Born and raised in Alexandria, Minn., life on the rural farm provided the most formative experiences of his life.
Entertainment options were few growing up in rural Central Minnesota in the mid-1940s. He was fond of listening to the radio, particularly the station that played big band music. One musician caught his attention: a trumpet-playing bandleader named Harry James. Many times he thought “I’d like to play like him.”
He begged his parents for a trumpet which, apparently, paid off. They bought him a King Cornett. Eventually he became so proficient his parents combined their resources — which included $75 from his mother who sold fresh eggs to the resorts in the area — to buy a trumpet for $200 (a $2,100 expense in 2020 adjusted for inflation).
His junior and senior high years were busy days with nothing left over after school and music. A new band director had come to Alexandria. Vince DiNino, “Mr. D” as he was known, was a gifted recruiter and organizer.
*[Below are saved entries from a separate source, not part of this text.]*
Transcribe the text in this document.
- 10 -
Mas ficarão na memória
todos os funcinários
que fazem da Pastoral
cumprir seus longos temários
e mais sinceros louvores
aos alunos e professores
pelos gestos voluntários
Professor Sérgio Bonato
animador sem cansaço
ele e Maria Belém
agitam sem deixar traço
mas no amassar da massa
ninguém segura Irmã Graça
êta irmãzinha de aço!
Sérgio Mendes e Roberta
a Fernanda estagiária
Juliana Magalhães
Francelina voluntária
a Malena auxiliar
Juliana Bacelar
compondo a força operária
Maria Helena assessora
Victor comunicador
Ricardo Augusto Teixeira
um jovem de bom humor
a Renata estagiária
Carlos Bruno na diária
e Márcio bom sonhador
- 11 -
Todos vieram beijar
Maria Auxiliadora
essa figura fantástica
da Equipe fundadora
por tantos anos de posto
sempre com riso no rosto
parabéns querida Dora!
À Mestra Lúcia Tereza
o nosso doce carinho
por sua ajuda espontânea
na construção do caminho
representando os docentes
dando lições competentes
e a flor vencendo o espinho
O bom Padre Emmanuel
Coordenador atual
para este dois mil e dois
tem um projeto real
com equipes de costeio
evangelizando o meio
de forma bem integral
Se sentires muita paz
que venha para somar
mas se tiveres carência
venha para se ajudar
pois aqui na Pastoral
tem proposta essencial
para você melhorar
The band played at all of Alexandria’s football and basketball games, including a memorable one against Austin at Williams Arena in the 1950 State Tournament. DiNino added a couple of extra tunes for the band. One was “At the Gremlin’s Ball” which he auditioned his players for the trumpet solo. He picked Conrad who played so well he caught the attention of Minneapolis Tribune columnist Cedric Adams. In his column following the tournament, Adams praised the trumpet playing of “the short kid from Alexandria.”
(In 1955 DiNino left to become the first full-time director of the Longhorn Band at the University of Texas, taking a 75-man band, recruiting women and other good music students from the state of Texas, and turning it into the 300-plus member “Showband of the Southwest.”)
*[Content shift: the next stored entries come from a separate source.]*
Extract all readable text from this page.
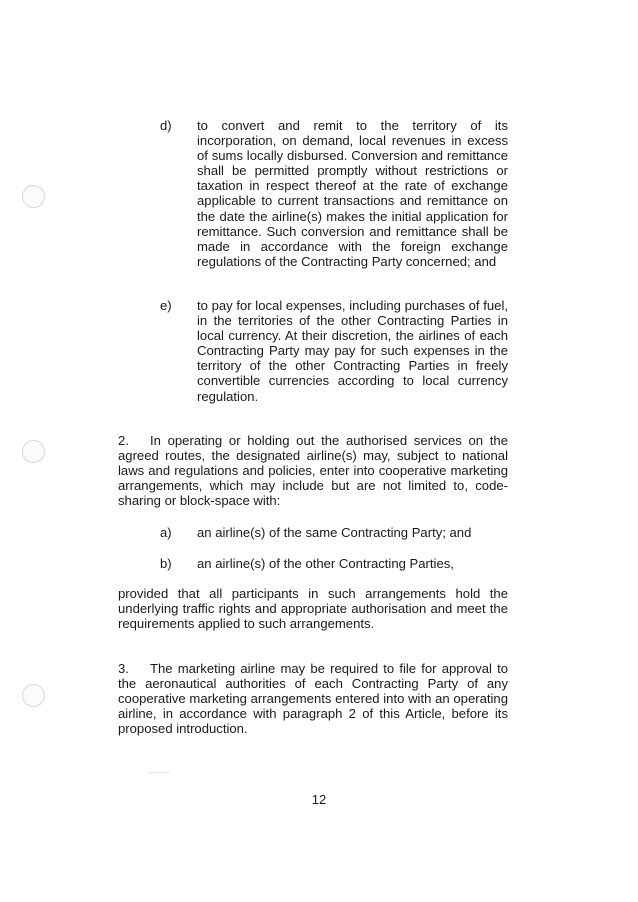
d) to convert and remit to the territory of its incorporation, on demand, local revenues in excess of sums locally disbursed. Conversion and remittance shall be permitted promptly without restrictions or taxation in respect thereof at the rate of exchange applicable to current transactions and remittance on the date the airline(s) makes the initial application for remittance. Such conversion and remittance shall be made in accordance with the foreign exchange regulations of the Contracting Party concerned; and
e) to pay for local expenses, including purchases of fuel, in the territories of the other Contracting Parties in local currency. At their discretion, the airlines of each Contracting Party may pay for such expenses in the territory of the other Contracting Parties in freely convertible currencies according to local currency regulation.
2. In operating or holding out the authorised services on the agreed routes, the designated airline(s) may, subject to national laws and regulations and policies, enter into cooperative marketing arrangements, which may include but are not limited to, code-sharing or block-space with:
a) an airline(s) of the same Contracting Party; and
b) an airline(s) of the other Contracting Parties,
provided that all participants in such arrangements hold the underlying traffic rights and appropriate authorisation and meet the requirements applied to such arrangements.
3. The marketing airline may be required to file for approval to the aeronautical authorities of each Contracting Party of any cooperative marketing arrangements entered into with an operating airline, in accordance with paragraph 2 of this Article, before its proposed introduction.
12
After high school, he enrolled at the University of Minnesota. He studied there two years before transferring to St. Cloud State, a move which proved to be fortuitous. During his junior year, he met Janice Kaupp in the music department. They began to play dance jobs together along with a couple of other students. They were married in 1961.
In 1964 they moved to Austin after he received his master’s degree at UMD. He began his time in Austin as the elementary band director and stage band director at Austin High School. Eventually, he became the concert band and marching band director at Austin High. He retired in 1995, teaching general music at Ellis Middle School.
He was preceded in death by his brother, Kenny; his mother, Lilian; and his father, John. He is survived by his wife, Jan; his sons, Vincent and Daniel; daughter-in-law, Mary; grandchildren, Quincy and Ella; Mikko, the family’s trusty canine companion, along with the many students and musicians he taught and played with.
A visitation will be held from 1-4 p.m. on Saturday, July 25, at Clasen-Jordan Mortuary in Austin. In lieu of flowers memorials to the family are preferred.